Investors will increase their allocation to non-listed real estate funds this year in spite of the turmoil in credit markets, according to the latest INREV Investment Intentions report.
Investors will increase their allocation to non-listed real estate funds this year in spite of the turmoil in credit markets, according to the latest INREV Investment Intentions report.
Based on 112 company responses from investors, fund managers and fund of funds managers the survey reports 82% of investors expecting to increase their allocation to the non-listed sector in 2008 while the remaining 18% of investors’ allocations will remain unchanged. Georg Allendorf, managing director at RREEF and vice chairman of INREV’s Management Board, attributes the continued sector commitment to a long-tern view which will overcome any short-term effects of the credit crisis.
The influence of current conditions can be seen, however, in the respondents’ emphasis on corporate governance and market transparency. Respondents are placing greater priority this year on manager quality and out-performance with the expectation that closer attention will be paid to the performance record of fund managers, said Allendorf. According to Andrea Carpenter, director of research and market information at INREV, another effect is the increased importance being placed on the fund managers’ local presence, with current conditions requiring greater local market understanding.

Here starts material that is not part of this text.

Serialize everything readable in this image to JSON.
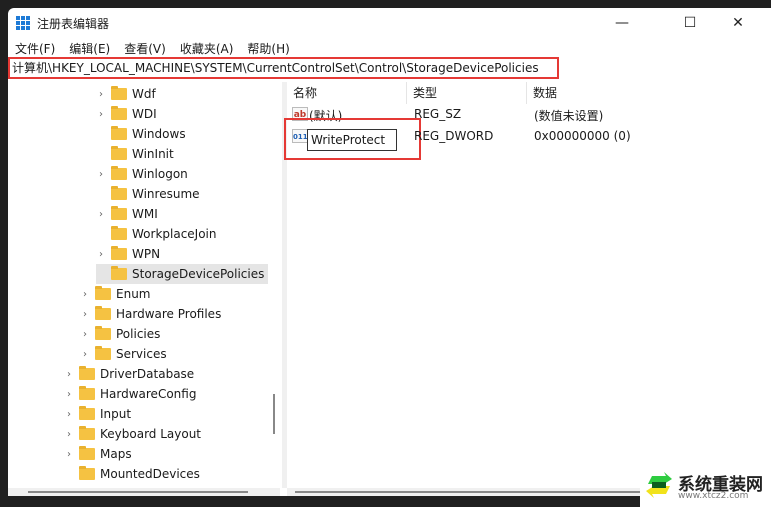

Allendorf cited INREV's effort to increase transparency and market information, which respondents considered as improving. The preferred investment location for 2008 was France in preference to Germany, although fund managers and fund of funds managers selected Germany, which was last years favourite among all three groups. Capital allocations to non-European investment vehicles are expected to increase, with Japan, China and the US playing a leading role and some respondents indicating an interest in Mexico and Brazil.